6. Par ailleurs, l’Assemblée considère qu’il est nécessaire de prévoir un mécanisme permettant à une personne qui estime sa réputation ou son honneur lésé par des propos formulés au cours d’un débat à l’Assemblée d’avoir un droit de réponse, sous certaines conditions.
7. En conséquence, l’Assemblée décide de modifier son Règlement comme suit:
7.1 à l’article 21.6, après les mots «Les paroles qui constituent un affront à la dignité humaine», remplacer le mot «ou» par les mots «, portent atteinte au droit au respect de la vie privée ou sont»;
7.2 remplacer l’article 45.6 par le texte suivant:
«Le président ouvre, suspend et lève les réunions et dirige les débats de la commission. Il peut prendre part aux débats de la commission. Il ne participe pas aux votes, sauf en cas d’égalité des voix. Il assure l’observation du Règlement et maintient l’ordre.»

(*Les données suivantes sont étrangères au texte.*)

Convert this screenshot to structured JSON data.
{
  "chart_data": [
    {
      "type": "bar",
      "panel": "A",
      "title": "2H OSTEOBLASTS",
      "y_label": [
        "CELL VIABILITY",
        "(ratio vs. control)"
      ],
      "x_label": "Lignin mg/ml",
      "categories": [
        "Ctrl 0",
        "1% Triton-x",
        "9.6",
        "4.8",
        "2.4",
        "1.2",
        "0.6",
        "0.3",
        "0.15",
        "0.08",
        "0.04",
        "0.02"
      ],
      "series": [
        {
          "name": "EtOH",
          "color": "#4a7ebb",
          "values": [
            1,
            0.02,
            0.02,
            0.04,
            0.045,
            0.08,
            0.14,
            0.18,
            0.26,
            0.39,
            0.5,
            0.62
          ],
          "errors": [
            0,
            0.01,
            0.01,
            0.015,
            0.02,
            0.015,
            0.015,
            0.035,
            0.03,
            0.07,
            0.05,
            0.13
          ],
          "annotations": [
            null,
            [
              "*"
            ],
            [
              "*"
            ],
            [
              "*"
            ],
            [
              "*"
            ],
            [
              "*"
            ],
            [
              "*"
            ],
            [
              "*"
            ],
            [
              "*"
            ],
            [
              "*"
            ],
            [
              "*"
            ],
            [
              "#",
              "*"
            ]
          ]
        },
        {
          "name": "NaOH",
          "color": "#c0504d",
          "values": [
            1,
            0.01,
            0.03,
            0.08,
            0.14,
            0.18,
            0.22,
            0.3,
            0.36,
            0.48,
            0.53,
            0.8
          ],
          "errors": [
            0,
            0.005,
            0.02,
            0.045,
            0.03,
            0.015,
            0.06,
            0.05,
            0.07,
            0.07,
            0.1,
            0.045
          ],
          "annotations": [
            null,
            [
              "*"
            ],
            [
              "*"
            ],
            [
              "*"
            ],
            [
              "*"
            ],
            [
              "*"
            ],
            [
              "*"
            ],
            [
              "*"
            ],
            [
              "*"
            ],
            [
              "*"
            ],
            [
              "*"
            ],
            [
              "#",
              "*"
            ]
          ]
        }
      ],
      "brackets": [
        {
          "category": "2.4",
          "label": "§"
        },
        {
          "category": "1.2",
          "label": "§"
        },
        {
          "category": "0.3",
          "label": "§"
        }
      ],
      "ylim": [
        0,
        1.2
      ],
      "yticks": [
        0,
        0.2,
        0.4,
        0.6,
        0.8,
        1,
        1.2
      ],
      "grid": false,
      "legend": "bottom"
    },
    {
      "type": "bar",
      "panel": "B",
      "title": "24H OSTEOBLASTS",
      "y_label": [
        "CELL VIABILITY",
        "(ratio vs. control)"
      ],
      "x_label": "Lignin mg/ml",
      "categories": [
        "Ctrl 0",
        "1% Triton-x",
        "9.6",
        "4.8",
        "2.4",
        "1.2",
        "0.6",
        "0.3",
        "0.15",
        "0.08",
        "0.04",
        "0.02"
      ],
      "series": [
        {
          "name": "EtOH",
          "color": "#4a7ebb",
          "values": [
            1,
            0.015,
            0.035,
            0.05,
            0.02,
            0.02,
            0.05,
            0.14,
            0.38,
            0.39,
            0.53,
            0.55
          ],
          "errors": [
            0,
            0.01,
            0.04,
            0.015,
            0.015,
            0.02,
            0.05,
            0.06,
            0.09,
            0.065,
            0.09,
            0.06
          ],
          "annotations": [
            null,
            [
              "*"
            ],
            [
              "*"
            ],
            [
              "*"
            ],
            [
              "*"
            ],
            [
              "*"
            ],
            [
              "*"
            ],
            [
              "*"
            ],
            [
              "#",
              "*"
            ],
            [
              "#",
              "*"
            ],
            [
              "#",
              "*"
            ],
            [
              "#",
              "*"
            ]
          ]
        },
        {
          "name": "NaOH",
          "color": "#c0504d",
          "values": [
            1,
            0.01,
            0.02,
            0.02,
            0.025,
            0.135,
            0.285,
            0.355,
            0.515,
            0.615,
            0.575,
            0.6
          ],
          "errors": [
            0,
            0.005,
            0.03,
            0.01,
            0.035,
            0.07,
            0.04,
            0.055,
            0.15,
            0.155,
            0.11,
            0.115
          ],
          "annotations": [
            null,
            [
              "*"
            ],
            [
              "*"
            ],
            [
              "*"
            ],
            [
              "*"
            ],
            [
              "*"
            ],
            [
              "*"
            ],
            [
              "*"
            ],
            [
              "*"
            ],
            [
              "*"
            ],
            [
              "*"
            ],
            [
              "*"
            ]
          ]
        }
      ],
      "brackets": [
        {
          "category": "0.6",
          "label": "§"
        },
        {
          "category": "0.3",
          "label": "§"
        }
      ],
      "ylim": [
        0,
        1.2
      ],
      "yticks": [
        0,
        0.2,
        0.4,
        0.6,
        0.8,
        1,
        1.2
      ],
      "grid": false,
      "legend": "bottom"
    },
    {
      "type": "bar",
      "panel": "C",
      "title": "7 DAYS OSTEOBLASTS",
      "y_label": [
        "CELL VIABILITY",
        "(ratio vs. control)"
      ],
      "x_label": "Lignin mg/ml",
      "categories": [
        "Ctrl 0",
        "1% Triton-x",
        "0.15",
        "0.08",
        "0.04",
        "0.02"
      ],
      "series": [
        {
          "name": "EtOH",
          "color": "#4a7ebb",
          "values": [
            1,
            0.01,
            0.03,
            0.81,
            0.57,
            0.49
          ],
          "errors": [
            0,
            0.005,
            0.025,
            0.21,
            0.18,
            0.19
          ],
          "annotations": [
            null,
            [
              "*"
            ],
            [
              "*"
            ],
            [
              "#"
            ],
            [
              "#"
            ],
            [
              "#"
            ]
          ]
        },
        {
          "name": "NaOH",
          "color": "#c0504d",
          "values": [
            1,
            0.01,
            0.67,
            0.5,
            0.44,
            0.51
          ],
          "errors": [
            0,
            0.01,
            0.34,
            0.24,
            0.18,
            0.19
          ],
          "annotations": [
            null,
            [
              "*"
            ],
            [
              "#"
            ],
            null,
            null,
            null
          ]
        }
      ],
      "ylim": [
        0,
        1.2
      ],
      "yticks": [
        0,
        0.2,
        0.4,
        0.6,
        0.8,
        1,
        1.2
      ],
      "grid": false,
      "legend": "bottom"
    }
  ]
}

8. En outre, l’Assemblée décide de compléter les dispositions complémentaires relatives aux débats de l’Assemblée, en instaurant un droit de réponse en cas d’atteinte au droit au respect de la vie privée:
«vii. Protection contre les atteintes à l’honneur et à la réputation des personnes (article 21.6 du Règlement) – droit de réponse
1. Tout membre de l’Assemblée directement nommé ou évoqué qui considère que sa réputation est entachée par une déclaration faite au cours d’un débat par un autre membre peut demander au Président de l’Assemblée l’autorisation de prendre la parole à la fin du débat pour une durée n’excédant pas deux minutes. Le Président peut donner à cette demande la suite qui lui semble opportune. Il peut demander à l’auteur de la déclaration de s’expliquer.
2. Toute personne directement nommée ou évoquée qui considère que sa réputation est entachée par une déclaration faite au cours d’un débat par un membre de l’Assemblée peut demander par écrit au Président de l’Assemblée qu’une réponse appropriée soit inscrite au compte rendu.
3. La demande écrite doit être motivée et se référer à la déclaration contestée qui figure au compte rendu, et ne peut contenir de langage vexatoire ou offensant; elle doit être adressée dans un délai de trois mois à compter de la date de la séance au cours de laquelle a été prononcée la déclaration contestée.
4. Le Président examine la demande et décide:
– soit d’inscrire au compte rendu une note relative à la déclaration contestée sur le modèle suivant: "Par un courrier du [date], [nom de la personne] conteste l’affirmation/la déclaration figurant au présent compte rendu, au motif que (…)";
– soit de ne pas inscrire de note.
5. Cette disposition n’est pas applicable si les paroles prononcées ont été rayées du compte rendu en vertu de l’article 21.6.»
9. Les présentes modifications au Règlement entreront en vigueur à l’ouverture de la session ordinaire de l’Assemblée de 2012.